17 May, 2012

Wyoming to South Dakota: Day 1

I am behind on this blogging lark. Problem is the past two weeks have been rather awesome and busy. Saturday morning we got up and left Gardiner. We chose to avoid the Interstate and drove through Yellowstone one last time, in which time we saw the grizzlies (have we mentioned that we saw grizzlies, at all?), passing the lake (see previous post) and then descending down a long valley towards the East Entrance. This had only just reopened which wasn't surprising when we looked at the valley we were driving through. The road clings to the side - it's very well built - but it is high and clings and there is a big big drop and lots of curvy bends.



Eventually we passed out of the gate and found ourselves at the Pahaska Tepee which is not a Tepee but a large restaurant and cabins, together with the original cabin built by Buffalo Bill. Yes, that one. We ate a reasonable lunch there and read news items about a bank robbery in 1904 by the Hole in the Wall gang. It was apparent that Buffalo Bill wouldn't miss an opportunity for tourism and self-promotion, as he raised a posse which included several English noblemen!

From Pahaska Tepee we drove down the most beautiful road. It reminded us of Utah - high cliffs in oranges and reds, lovely spring colours along the river.





Once we got to the other end at Wapiti, we found we'd just driven along the Buffalo Bill Scenic Highway. From there were headed to Cody past the Buffalo Bill State Park and a huge reservoir dammed by the Buffalo Bill Dam. They seem quite proud of him in north west Wyoming.


We arrived in Cody and stopped on Tom's impulse at the Buffalo Bill Historical Center, which wasn't all about Buffalo Bill. In fact that particular exhibit was closed so we only got to see his childhood home which had been hauled from Iowa and I think repainted.

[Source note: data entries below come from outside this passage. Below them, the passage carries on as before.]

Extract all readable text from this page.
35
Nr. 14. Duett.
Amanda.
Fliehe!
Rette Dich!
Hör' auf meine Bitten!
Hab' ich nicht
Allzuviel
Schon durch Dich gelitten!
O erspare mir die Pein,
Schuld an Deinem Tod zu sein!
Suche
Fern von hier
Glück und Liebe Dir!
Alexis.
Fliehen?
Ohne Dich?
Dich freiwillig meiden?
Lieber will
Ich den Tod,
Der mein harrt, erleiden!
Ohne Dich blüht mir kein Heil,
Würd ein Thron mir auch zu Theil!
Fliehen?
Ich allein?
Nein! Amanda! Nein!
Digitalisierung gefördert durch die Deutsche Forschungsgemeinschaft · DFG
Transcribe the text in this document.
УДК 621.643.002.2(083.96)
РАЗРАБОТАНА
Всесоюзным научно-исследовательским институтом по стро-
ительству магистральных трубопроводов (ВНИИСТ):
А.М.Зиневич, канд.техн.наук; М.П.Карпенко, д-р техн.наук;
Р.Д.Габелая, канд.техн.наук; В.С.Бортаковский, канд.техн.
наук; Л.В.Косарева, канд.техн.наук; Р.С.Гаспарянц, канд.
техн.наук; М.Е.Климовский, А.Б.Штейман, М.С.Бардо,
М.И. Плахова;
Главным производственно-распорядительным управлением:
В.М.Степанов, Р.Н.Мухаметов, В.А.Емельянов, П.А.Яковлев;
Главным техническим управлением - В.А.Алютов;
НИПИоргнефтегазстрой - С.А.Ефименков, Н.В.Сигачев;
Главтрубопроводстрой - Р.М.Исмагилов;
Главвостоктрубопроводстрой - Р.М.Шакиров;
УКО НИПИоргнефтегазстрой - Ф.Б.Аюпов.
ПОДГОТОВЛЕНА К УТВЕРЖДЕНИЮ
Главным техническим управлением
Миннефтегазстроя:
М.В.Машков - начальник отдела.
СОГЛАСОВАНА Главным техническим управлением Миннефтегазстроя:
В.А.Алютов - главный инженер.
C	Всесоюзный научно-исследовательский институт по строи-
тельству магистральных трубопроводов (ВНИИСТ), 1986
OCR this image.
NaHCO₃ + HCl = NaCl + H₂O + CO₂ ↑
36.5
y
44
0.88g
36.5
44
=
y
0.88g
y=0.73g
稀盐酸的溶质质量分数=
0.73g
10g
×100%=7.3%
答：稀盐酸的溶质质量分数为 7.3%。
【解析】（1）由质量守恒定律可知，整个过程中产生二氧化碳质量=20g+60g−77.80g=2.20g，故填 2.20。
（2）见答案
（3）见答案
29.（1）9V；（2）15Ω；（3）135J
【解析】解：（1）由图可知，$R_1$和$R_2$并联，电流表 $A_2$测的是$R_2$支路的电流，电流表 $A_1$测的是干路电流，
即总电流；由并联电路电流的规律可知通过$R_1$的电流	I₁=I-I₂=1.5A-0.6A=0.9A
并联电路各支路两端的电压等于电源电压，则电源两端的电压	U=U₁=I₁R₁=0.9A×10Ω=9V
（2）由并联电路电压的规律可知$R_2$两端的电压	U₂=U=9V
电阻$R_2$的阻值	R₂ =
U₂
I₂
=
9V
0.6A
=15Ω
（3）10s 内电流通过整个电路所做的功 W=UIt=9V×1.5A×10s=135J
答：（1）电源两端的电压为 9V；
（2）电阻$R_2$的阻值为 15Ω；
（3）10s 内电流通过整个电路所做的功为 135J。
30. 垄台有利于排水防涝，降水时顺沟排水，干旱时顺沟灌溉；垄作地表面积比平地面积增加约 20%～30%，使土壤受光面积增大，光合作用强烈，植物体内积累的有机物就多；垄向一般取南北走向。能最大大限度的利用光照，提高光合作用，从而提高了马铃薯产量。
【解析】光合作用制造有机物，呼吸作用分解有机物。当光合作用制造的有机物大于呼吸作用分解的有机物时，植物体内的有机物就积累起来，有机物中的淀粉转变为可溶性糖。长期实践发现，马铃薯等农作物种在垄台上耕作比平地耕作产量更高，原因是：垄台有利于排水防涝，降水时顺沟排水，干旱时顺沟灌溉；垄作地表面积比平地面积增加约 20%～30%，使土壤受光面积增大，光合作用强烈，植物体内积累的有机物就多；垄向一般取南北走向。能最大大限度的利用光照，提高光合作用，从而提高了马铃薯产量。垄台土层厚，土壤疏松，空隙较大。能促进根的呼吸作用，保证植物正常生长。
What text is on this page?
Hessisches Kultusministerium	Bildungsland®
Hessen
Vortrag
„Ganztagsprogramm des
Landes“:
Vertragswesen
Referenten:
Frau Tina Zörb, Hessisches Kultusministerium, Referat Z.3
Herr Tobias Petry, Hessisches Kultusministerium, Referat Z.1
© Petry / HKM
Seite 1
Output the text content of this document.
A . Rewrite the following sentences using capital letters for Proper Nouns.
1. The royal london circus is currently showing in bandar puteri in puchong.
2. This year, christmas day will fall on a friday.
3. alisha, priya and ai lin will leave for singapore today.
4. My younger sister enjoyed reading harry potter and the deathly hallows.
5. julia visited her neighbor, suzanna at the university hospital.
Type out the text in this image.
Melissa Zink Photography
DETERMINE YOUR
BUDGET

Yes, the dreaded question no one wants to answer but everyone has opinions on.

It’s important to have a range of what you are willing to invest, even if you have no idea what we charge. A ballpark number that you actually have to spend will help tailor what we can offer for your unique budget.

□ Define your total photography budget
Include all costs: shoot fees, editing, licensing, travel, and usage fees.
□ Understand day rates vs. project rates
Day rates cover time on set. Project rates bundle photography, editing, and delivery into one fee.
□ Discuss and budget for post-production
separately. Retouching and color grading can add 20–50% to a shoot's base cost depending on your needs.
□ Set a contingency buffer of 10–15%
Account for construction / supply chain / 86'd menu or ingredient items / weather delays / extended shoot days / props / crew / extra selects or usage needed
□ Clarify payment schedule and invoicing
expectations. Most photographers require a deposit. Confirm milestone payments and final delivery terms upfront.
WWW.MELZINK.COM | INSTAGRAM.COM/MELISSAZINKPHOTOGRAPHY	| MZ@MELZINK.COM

So after all the build up, I left knowing not much more about the man than I did to begin with. But we did see a really wonderful exhibit on the Plains Indians which was worth the price of admission alone. There were beautiful artifacts and photographs, recreations of homes, cleverly done audio, video - it was interesting, moving and respectful and didn't gloss over the history. If you are heading anywhere near Cody I highly recommend the museum - and not just for that: there was a good natural history exhibit on Yellowstone (possibly better still if you haven't just left and actually seen quite a lot alive rather than stuffed), as well as a big Western Art exhibit in association with the Whitney which we didn't visit, and what is apparently one of the world's largest exhibits of firearms (ditto - but I heard good things if you're into that kind of thing).

We headed east. The landscape was flattish - high plains of dry grasses, red rocky outcrops. We saw horses and Pronghorn antelope.




Eventually we arrived in Greybull to stay at the Greybull motel - clean,  comfortable, friendly owners - and eat at Lisa's (good food, if as usual TOO MUCH - ever since we left Seattle meals have come with soup or a salad, and they honestly didn't need to). Greybull is at the foot of the Big Horn National Forest - which looked a bit more like mountains that a forest to me and was the next day's first challenge.